Iya, dia jatuh cinta. Alasan yang benar-benar klasik untuk berubah. Entah ini memang hal sial atau anugerah, anak itu jatuh cinta pada siswi baik-baik. Lebih tepatnya siswi jurusan TKJ yang terkenal karena kepintarannya dalam mapel MIPA.

Gadis itu Liana Amalia, sering dipanggil Lian. Satu-satunya gadis yang sukses memporak-porandakan batas keamanan hati Esa yang sudah disetting hanya untuk mencintai sang ibu seorang.

Benar-benar gadis yang luar biasa.

"Pagi Lian!" sapaan yang tidak pernah lupa Esa ucapkan setiap pagi walaupun yang menerima cuma menatap acuh tak acuh.

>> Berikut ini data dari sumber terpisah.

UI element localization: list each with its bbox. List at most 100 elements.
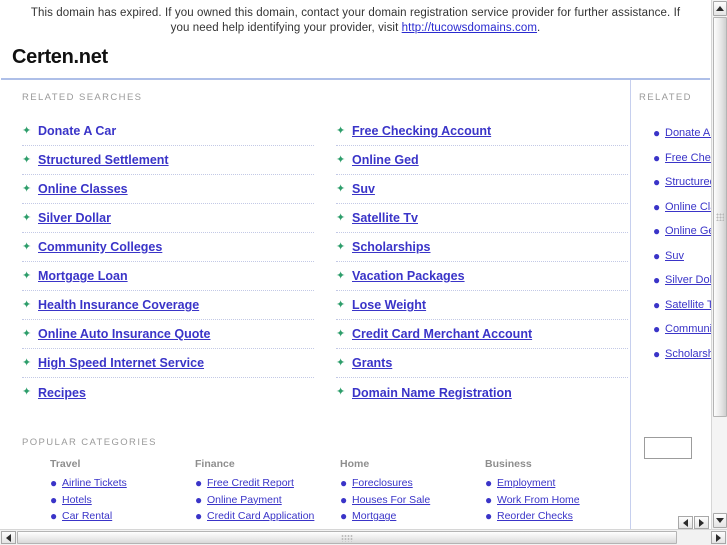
related-search-link[interactable]: Free Checking Account [352,124,491,138]
sidebar-search-box[interactable] [644,437,692,459]
sidebar-related-link[interactable]: Free Checking Account [665,152,711,164]
scroll-down-button[interactable] [713,513,727,528]
category-link[interactable]: Credit Card Application [207,510,314,522]
category-item[interactable]: ● Reorder Checks [485,508,630,525]
browser-horizontal-scrollbar[interactable] [0,529,727,545]
arrow-bullet-icon: ✦ [22,240,32,253]
related-search-link[interactable]: Community Colleges [38,240,162,254]
sidebar-related-item[interactable]: ● Donate A Car [653,121,711,146]
related-search-row[interactable]: ✦ Scholarships [336,233,628,262]
related-search-row[interactable]: ✦ Community Colleges [22,233,314,262]
related-search-row[interactable]: ✦ Suv [336,175,628,204]
related-search-row[interactable]: ✦ Vacation Packages [336,262,628,291]
related-search-row[interactable]: ✦ Free Checking Account [336,117,628,146]
search-input[interactable] [645,438,691,458]
inner-horizontal-scroll-buttons[interactable] [678,516,709,529]
related-search-row[interactable]: ✦ Grants [336,349,628,378]
related-search-row[interactable]: ✦ Credit Card Merchant Account [336,320,628,349]
related-search-row[interactable]: ✦ Health Insurance Coverage [22,291,314,320]
inner-scroll-left-button[interactable] [678,516,693,529]
related-search-row[interactable]: ✦ Donate A Car [22,117,314,146]
scroll-right-button[interactable] [711,531,726,544]
sidebar-related-link[interactable]: Online Ged [665,225,711,237]
sidebar-related-link[interactable]: Silver Dollar [665,274,711,286]
sidebar-related-link[interactable]: Suv [665,250,684,262]
scroll-left-button[interactable] [1,531,16,544]
horizontal-scrollbar-thumb[interactable] [17,531,677,544]
category-link[interactable]: Employment [497,477,555,489]
category-link[interactable]: Reorder Checks [497,510,573,522]
sidebar-related-item[interactable]: ● Suv [653,244,711,269]
related-search-link[interactable]: Satellite Tv [352,211,418,225]
category-link[interactable]: Hotels [62,494,92,506]
related-search-link[interactable]: Health Insurance Coverage [38,298,199,312]
sidebar-related-link[interactable]: Structured Settlement [665,176,711,188]
related-search-link[interactable]: Structured Settlement [38,153,169,167]
category-item[interactable]: ● Credit Card Application [195,508,340,525]
sidebar-related-link[interactable]: Online Classes [665,201,711,213]
category-link[interactable]: Mortgage [352,510,396,522]
sidebar-related-item[interactable]: ● Structured Settlement [653,170,711,195]
related-search-row[interactable]: ✦ Lose Weight [336,291,628,320]
sidebar-related-link[interactable]: Scholarships [665,348,711,360]
category-link[interactable]: Foreclosures [352,477,413,489]
browser-vertical-scrollbar[interactable] [711,0,727,529]
related-search-link[interactable]: Scholarships [352,240,431,254]
related-search-link[interactable]: Suv [352,182,375,196]
related-search-link[interactable]: Mortgage Loan [38,269,128,283]
category-link[interactable]: Airline Tickets [62,477,127,489]
category-item[interactable]: ● Airline Tickets [50,475,195,492]
related-search-row[interactable]: ✦ Domain Name Registration [336,378,628,407]
sidebar-related-item[interactable]: ● Silver Dollar [653,268,711,293]
sidebar-related-item[interactable]: ● Online Classes [653,195,711,220]
category-link[interactable]: Work From Home [497,494,580,506]
related-search-row[interactable]: ✦ Online Classes [22,175,314,204]
scroll-up-button[interactable] [713,1,727,16]
related-search-link[interactable]: Lose Weight [352,298,426,312]
sidebar-related-item[interactable]: ● Satellite Tv [653,293,711,318]
sidebar-related-item[interactable]: ● Free Checking Account [653,146,711,171]
tucows-domains-link[interactable]: http://tucowsdomains.com [402,22,537,34]
related-search-link[interactable]: Vacation Packages [352,269,465,283]
related-search-link[interactable]: High Speed Internet Service [38,356,204,370]
category-item[interactable]: ● Hotels [50,492,195,509]
sidebar-related-item[interactable]: ● Scholarships [653,342,711,367]
related-search-link[interactable]: Grants [352,356,392,370]
related-search-row[interactable]: ✦ Silver Dollar [22,204,314,233]
category-item[interactable]: ● Mortgage [340,508,485,525]
sidebar-related-link[interactable]: Satellite Tv [665,299,711,311]
related-search-row[interactable]: ✦ Structured Settlement [22,146,314,175]
related-search-link[interactable]: Credit Card Merchant Account [352,327,532,341]
related-search-row[interactable]: ✦ High Speed Internet Service [22,349,314,378]
category-item[interactable]: ● Car Rental [50,508,195,525]
category-item[interactable]: ● Employment [485,475,630,492]
related-search-link[interactable]: Online Classes [38,182,128,196]
sidebar-related-item[interactable]: ● Community Colleges [653,317,711,342]
category-link[interactable]: Online Payment [207,494,282,506]
category-link[interactable]: Houses For Sale [352,494,430,506]
related-search-link[interactable]: Donate A Car [38,124,116,138]
category-item[interactable]: ● Houses For Sale [340,492,485,509]
related-search-row[interactable]: ✦ Satellite Tv [336,204,628,233]
related-search-link[interactable]: Online Ged [352,153,419,167]
related-search-row[interactable]: ✦ Online Ged [336,146,628,175]
category-item[interactable]: ● Foreclosures [340,475,485,492]
sidebar-related-list: ● Donate A Car ● Free Checking Account ● Stru… [631,103,711,366]
category-item[interactable]: ● Work From Home [485,492,630,509]
inner-scroll-right-button[interactable] [694,516,709,529]
related-search-link[interactable]: Domain Name Registration [352,386,512,400]
sidebar-related-link[interactable]: Community Colleges [665,323,711,335]
sidebar-related-item[interactable]: ● Online Ged [653,219,711,244]
category-item[interactable]: ● Free Credit Report [195,475,340,492]
category-link[interactable]: Car Rental [62,510,112,522]
vertical-scrollbar-thumb[interactable] [713,17,727,417]
related-search-link[interactable]: Online Auto Insurance Quote [38,327,210,341]
sidebar-related-link[interactable]: Donate A Car [665,127,711,139]
related-search-link[interactable]: Recipes [38,386,86,400]
related-search-row[interactable]: ✦ Mortgage Loan [22,262,314,291]
category-link[interactable]: Free Credit Report [207,477,294,489]
related-search-row[interactable]: ✦ Online Auto Insurance Quote [22,320,314,349]
category-item[interactable]: ● Online Payment [195,492,340,509]
related-search-row[interactable]: ✦ Recipes [22,378,314,407]
related-search-link[interactable]: Silver Dollar [38,211,111,225]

Ah ... Benar-benar laki-laki malang, karena harus menaruh hati pada gadis dengan hati sedingin es, ditambah dengan fakta bahwa Lian itu paling tidak suka dengan anak nakal macam Esa.

"Mending lo nyerah ajalah, sama-sama punya dosa sekolah mah mending gausah ngincer begituan."

Itu adalah salah satu contoh perkataan menohok dari teman-temannya, menyuruh Esa menyerah karena mereka tahu bahwa kisah cinta anak itu palingan kandas tanpa sempat memiliki.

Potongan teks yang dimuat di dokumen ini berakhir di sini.